Dos meses después de salir de quimio, todavía con el olor metálico en la nariz, quedó embarazada la primera vez que le gustó un varón. Un embarazo improbable y de riesgo para la ciencia, Dat lo pasó espléndida, yendo a nadar a tres días de parir. Antes del cáncer y de la bebé, Grant le había nombrado los festivales a donde tenía que ir para impulsarse como artista. Ocurrieron en el orden en que los dijo, Dat anota todo: es muy mánager de sí misma. Salió de gira con la bebé, aprendió a confiar su cuidado para poder seguir concentrada en el trabajo, aprendió qué actividades de todo lo que comprende su música son las propicias para compartir con su hija. Coserse el vestuario, por ejemplo. Hay fotos de una de sus últimas presentaciones detrás de la compu – “muy pálida, muy pelada, hinchada, parecía un alien. Un momento muy zen”–, mientras hacía su transición entre productora y performer: “Me dí cuenta de que el mensaje era más cantar y poner el cuerpo y corrí la mesita”.
No es que le guste la ropa sino que no le gusta la que le venden –en Monte Grande siempre fue una rara por sus atuendos–, pero sí necesita estar acicalada, vestida y peinada, para sentirse bien: “Es cómo hablo, siento que me hace feliz”. En los últimos meses no paró de trabajar para su tercer disco, y no teme al choque que pueda producir su nombre, ni impulsivo ni súper evaluado, Las fuerzas almadas. Con sintetizadores, bombo legüero, kalimba, charangos, ronroco y muchos efectos de voces, venía haciendo canciones en la casa y en habitaciones de hotel, aparentemente desconectadas, pensando en palabras “perdidas en batallas mentales”, asociadas al mal y la oscuridad, como “armas” o “fuerza”. “Un día soñé con Björk al frente de una guerra en Japón, como en una peli de época, y me desperté con la frase ‘las fuelzas almadas’, como cuando sos un niñe e imitás el japonés”, cuenta.

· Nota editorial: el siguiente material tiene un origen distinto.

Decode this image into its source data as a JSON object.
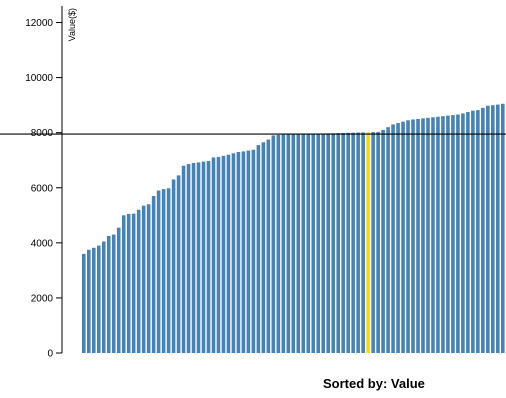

Cejas rectas, trenzas largas, torso con seis tetas, cables de alimentación: los trajes que inventó también parecen salidos de un sueño, y algunas imágenes de los videos lo son, como la de ella crucificada vestida con un burka. Filmó cinco al hilo sin presupuesto: son fotográficos y crudos. Por ejemplo, una habitación blanca donde solo hay un colchón y ella de vestido corte antiguo tipo comunión, en “Cada uno con su bandera”, una “chacarera trans metalera” que celebra el deseo y la autenticidad, lo heterogéneo versus lo hegemónico: “Ese lugar del falso confort costumbrista frente a las periferias donde habitan las singularidades que nos gratifican”, dice. O vestida de quince sentada en frente de una res, después casi desnuda con la res colgada arriba de un fuego, en el “mantrap” “Ser humano”. Dejó el trabajo fijo para enfocarse en la música y empezó la pandemia. Con todo lo aprendió a hacer en la vida, Dat se las arregla. En una casa con siete gatos, últimamente sale al jardín y piensa: “No voy a estar más acá”. De a poco, mentalmente, ya se empezó a mudar a Capital, más cerca del padre y la escuela de su hija, pero también de lo caótico y espontáneo que le gusta, le mueve las células, la hace ser su propio tipo de animal.